In response to an underrepresentation of women in the University’s philosophy department, third-year philosophy majors Julie Huh and Sabina Bremner have restarted the RSO Undergraduate Women in Philosophy (UWiP) to make the field more welcoming to female students.
Of UChicago’s 28 full-time philosophy faculty, only five, or 17.8 percent, are women. UChicago’s current chair of philosophy, Candace Vogler, was the only female faculty member in the philosophy department when she came to the University twenty years ago.
Approximately a quarter of the philosophy graduate students listed on the department website are female.
“There are lots of excellent women philosophers so it’s clearly not the case that women are inferior philosophers or philosophy students,” philosophy graduate student Dasha Polzik said. “But the numbers don’t lie: there’s something keeping undergraduate women out of the major.”
While the underlying causes of the gender discrepancy are not completely understood, research conducted by Rutgers University’s Department of Philosophy suggests there are cultural barriers in philosophy and other academic fields where women are underrepresented. These include implicit bias, by which minority groups are subconsciously discriminated against, and stereotype threat, the risk that minority individuals conform to negative stereotypes about their group.
Second-year philosophy major Noam Margalit said she notices the effects of underrepresentation of women in philosophy classes on campus.

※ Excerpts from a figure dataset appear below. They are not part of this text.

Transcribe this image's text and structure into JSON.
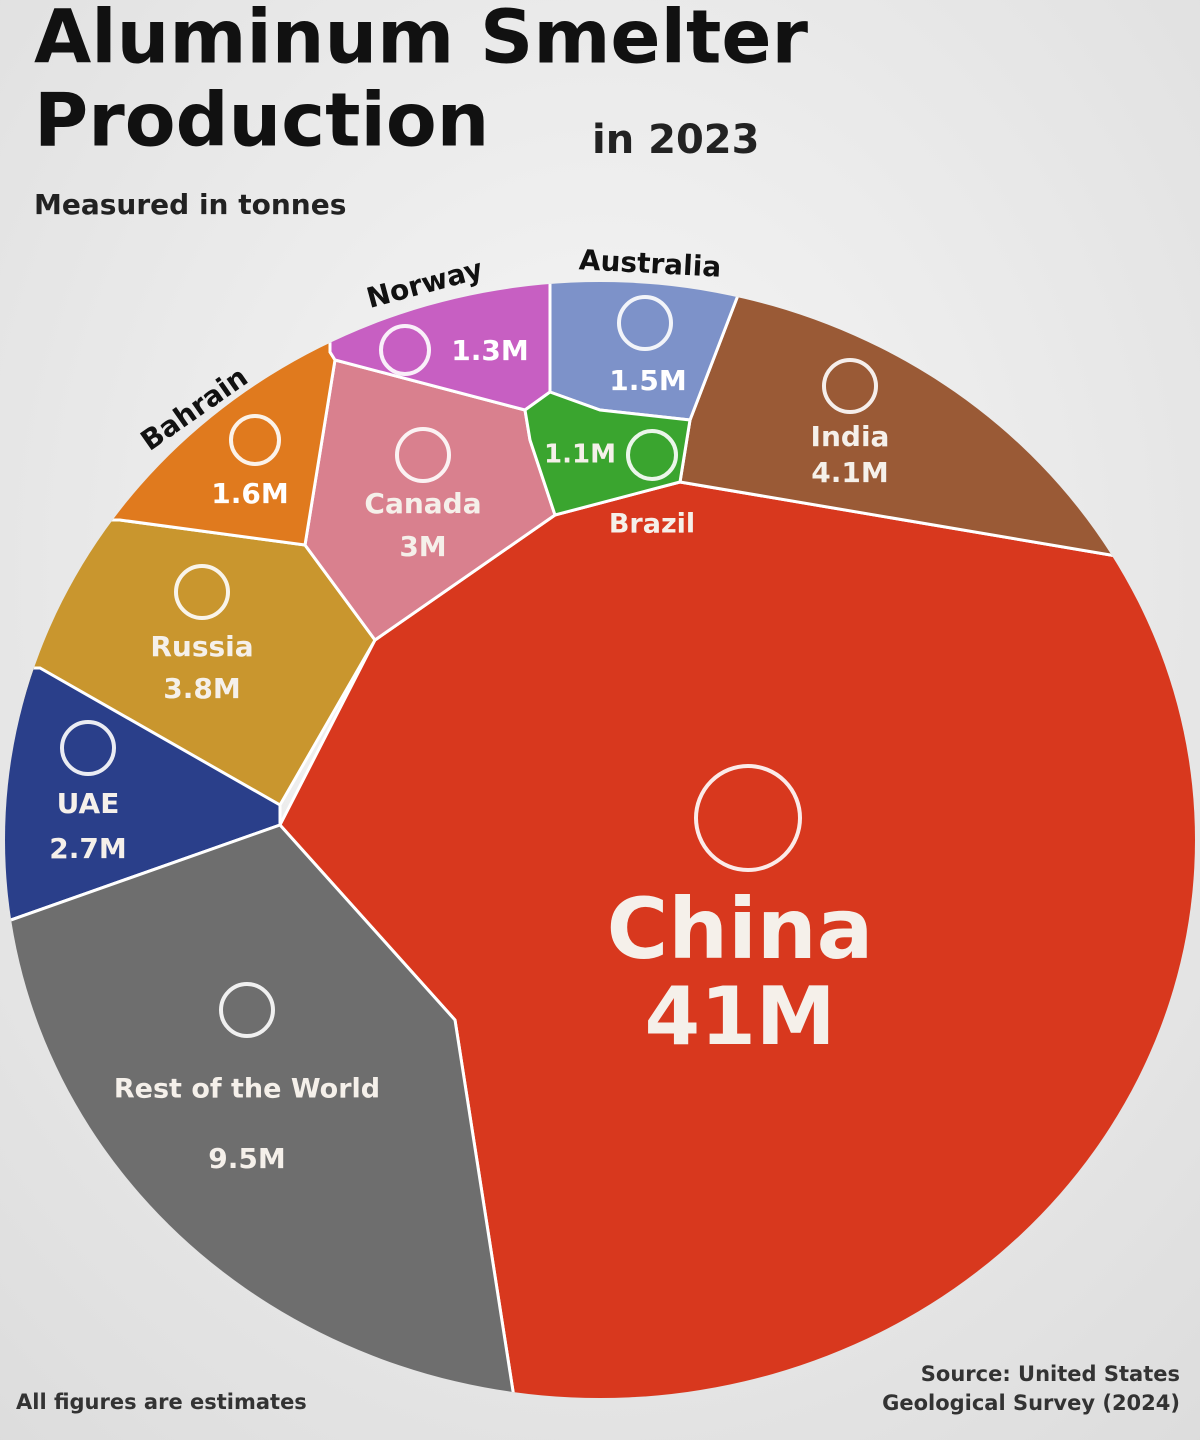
{
  "chart_data": {
    "type": "voronoi",
    "title": [
      "Aluminum Smelter",
      "Production"
    ],
    "title_suffix": "in 2023",
    "subtitle": "Measured in tonnes",
    "categories": [
      "China",
      "India",
      "Russia",
      "Canada",
      "UAE",
      "Bahrain",
      "Australia",
      "Norway",
      "Brazil",
      "Rest of the World"
    ],
    "values": [
      41000000,
      4100000,
      3800000,
      3000000,
      2700000,
      1600000,
      1500000,
      1300000,
      1100000,
      9500000
    ],
    "value_labels": [
      "41M",
      "4.1M",
      "3.8M",
      "3M",
      "2.7M",
      "1.6M",
      "1.5M",
      "1.3M",
      "1.1M",
      "9.5M"
    ],
    "colors": [
      "#d8381e",
      "#9a5a36",
      "#c9962e",
      "#d9808e",
      "#2a3f8a",
      "#e07a1e",
      "#7d92c9",
      "#c75fc2",
      "#3aa52f",
      "#6e6e6e"
    ],
    "note": "All figures are estimates",
    "source": [
      "Source: United States",
      "Geological Survey (2024)"
    ]
  }
}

“I’m usually the only woman or one of two if it’s a small seminar. In larger classes there are usually more women but it’s definitely not 50–50,” she said. “I’ve also never had a female philosophy professor.”
Last year, Women in Philosophy, a group of female philosophy graduate students, conducted a survey of students of both genders in philosophy classes. Asked whether they perceived more male participants in philosophy classes, female respondents more commonly responded that class participation was about equal between genders than that it was male-dominated.
“One of the positive things about the survey is that there wasn’t a huge outcry,” Francey Russell, a member of Women in Philosophy, said. “It’s nice to know that these groups don’t only form out of anger or desperation.”
Though UWiP began as an offshoot of the graduate student group, it is now an independent RSO.
Huh said that, at the group’s first meeting, many female students described a process of screening themselves before speaking in philosophy classes. “Many don’t speak right away and keep their thoughts withheld because they feel that they need to have something polished to say,” Huh said.
The new undergraduate group’s discussion format is intended to allow female students to voice their arguments more openly in a less formal and more supportive setting.
“Everyone in this field has to carry themselves through argument and be ready to defend themselves against harsh criticism,” Huh said. “And you have to have strength and know other philosophers to go out and ask them, ‘How can I improve my argument?’ Only when you talk to other people about it are you going to improve your argument.”
While the group is targeted toward female students, the topics discussed will not be limited to female authors or feminist philosophy.
Huh was optimistic about the club but stressed that the group is only part of the solution.
“If there are going to be more female students in philosophy, they themselves have to make that effort,” she said.
Philosophy graduate student Francey Russell noted several tangible effects of the re-emergence of UWiP. For example, after a meeting with female undergraduates, three of them decided to switch to the intensive track of the philosophy major.
“Just getting together and talking can be empowering and encourage them to stick out,” she said.
In addition, the number of women writing B.A. papers and completing the intensive-track major, which serve as rough indicators of those going on to graduate school, have increased to be consistent with the number in the major overall.
“We’re really happy about this…. It’s a move in the right direction,” undergraduate philosophy major coordinator Jennifer Johnson wrote in an e-mail.
Polzik noted that at an event fall quarter for philosophy majors applying to graduate school called “So you want to be a philosopher?” featured a photo of Philippa Foot, a female philosopher, rather than the standard bust of an ancient male philosopher.
“That little change of what a philosopher looks like really does something. That kind of thing can be really powerful. It’s baby steps,” she said.